Though the terms of North Korea's promised nuclear declaration are still be to be revealed, Rice is promising that any admission Pyongyang makes will be rigorously verified, and that there would be consequences later if North Korean cheating is discovered.

North Korea agreed last year to give up its nuclear program, including weapons, in exchange for aid and diplomatic benefits from the other parties to the accord.

The process has stalled over a declaration Pyongyang was to have made by the end of last year of all its nuclear activities including any help it may have gotten from, or provided to, other countries.

But recent press reports have cited a tentative U.S.-North Korean deal under which Pyongyang would list its physical nuclear holdings while only tacitly acknowledging proliferation.

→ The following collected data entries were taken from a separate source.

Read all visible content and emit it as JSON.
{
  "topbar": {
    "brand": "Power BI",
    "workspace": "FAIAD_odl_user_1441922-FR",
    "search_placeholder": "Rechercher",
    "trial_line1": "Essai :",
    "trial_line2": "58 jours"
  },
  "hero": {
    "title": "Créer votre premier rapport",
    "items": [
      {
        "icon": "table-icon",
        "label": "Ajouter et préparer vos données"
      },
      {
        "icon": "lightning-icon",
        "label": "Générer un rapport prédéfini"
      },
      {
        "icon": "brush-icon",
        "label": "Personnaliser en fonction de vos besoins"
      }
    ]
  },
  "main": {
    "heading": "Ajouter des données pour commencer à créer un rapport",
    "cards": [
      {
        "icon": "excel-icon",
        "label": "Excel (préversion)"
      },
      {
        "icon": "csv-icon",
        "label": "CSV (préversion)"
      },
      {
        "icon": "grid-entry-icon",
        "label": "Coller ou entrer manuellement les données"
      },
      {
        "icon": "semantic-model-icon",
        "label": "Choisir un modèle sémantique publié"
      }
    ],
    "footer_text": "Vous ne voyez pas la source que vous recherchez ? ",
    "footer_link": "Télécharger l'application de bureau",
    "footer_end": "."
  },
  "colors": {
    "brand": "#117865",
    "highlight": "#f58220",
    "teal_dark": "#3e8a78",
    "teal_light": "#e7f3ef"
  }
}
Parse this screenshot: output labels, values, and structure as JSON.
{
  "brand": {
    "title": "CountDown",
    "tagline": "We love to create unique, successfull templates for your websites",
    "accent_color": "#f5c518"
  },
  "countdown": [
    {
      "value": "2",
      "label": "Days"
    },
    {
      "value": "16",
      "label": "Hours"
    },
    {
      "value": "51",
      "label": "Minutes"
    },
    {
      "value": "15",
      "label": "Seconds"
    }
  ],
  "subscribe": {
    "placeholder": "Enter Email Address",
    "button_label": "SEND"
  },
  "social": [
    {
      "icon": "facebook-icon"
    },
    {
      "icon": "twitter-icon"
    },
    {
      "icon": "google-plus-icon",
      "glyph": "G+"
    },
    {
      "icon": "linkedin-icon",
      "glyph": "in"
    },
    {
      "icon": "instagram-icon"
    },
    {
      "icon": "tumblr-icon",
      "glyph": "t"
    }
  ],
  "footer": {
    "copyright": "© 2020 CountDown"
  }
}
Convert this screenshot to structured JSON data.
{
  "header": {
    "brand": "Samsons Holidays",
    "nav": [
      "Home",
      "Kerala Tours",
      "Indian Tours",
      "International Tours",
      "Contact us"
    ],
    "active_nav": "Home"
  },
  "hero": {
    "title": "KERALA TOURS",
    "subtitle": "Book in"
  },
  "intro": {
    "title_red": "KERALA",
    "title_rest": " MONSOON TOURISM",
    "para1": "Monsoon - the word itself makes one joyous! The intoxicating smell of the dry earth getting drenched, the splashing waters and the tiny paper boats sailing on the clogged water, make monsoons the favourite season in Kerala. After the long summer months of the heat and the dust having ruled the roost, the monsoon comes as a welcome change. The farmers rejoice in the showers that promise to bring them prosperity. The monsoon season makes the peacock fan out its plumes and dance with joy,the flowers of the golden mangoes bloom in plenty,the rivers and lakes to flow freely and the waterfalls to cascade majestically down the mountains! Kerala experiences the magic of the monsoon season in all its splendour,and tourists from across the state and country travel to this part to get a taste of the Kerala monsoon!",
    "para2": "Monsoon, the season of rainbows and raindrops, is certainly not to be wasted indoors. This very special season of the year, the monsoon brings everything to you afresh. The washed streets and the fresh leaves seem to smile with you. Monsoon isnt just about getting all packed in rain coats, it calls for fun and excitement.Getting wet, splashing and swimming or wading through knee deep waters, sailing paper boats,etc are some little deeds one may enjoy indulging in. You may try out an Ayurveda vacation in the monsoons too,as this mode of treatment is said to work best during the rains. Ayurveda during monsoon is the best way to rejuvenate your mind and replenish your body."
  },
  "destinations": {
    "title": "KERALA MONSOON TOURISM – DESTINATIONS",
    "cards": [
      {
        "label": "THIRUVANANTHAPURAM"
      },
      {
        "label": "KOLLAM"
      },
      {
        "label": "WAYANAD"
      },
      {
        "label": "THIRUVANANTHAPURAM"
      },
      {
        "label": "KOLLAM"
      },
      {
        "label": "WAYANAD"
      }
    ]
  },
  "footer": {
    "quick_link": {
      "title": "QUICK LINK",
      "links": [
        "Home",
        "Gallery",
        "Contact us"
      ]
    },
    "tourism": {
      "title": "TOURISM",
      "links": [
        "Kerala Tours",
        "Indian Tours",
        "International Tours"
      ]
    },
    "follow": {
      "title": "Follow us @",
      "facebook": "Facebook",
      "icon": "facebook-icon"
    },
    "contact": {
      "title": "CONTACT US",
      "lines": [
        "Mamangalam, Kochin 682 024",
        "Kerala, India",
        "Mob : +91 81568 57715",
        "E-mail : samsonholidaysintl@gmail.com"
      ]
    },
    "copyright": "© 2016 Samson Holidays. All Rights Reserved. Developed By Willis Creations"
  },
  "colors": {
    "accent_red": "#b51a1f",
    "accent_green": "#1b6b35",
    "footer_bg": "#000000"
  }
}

The media reports, though unconfirmed, have drawn expressions of outrage from U.S. conservatives, including former U.S. Ambassador to the United Nations John Bolton who attacked the arrangement as "surrender" by the Bush administration.

At a news conference, Secretary Rice provided little insight about an emerging deal and suggested that some elements will remain confidential.

But she said there will be appropriate means of verification and that concessions to Pyongyang - such as removing it from the U.S. list of state sponsors of terrorism - could be revoked later if necessary.

"Verification takes some time, because these are complex programs. This is a non-transparent society. There is a history here of surprises," she said. "And so it will take some time, even past the second phase, for verification to completely play out. But my point is: just because we believe obligations may have been met in the second phase, if there is evidence as we are into the third phase that something was not true that was said in the second phase, there is always the ability and absolute intention to react to that."

North Korea shut down its reactor complex at Yongbyon in exchange for energy aid under the first phase of the accord.

In the second phase, now behind schedule, it is to permanently disable Yongbyon and declare its nuclear activities to get diplomatic benefits.

In the third phase, it is to dismantle the nuclear site and give up its nuclear weapons in exchange for further aid and benefits including regional security arrangements.

Rice said a team of U.S. experts will go to North Korea soon for further talks on verification and that Congress can expect briefings on what has been agreed on.

In a Wall Street Journal commentary earlier this week, former Ambassador Bolton charged that U.S. negotiator Christopher Hill had reached a deal with Pyongyang based on trust and not verification.

At a White House briefing, National Security Council Asia expert Dennis Wilder said proliferation issues would be handled differently than North Korea's declaration of nuclear holdings but said that no one has "let them off the hook."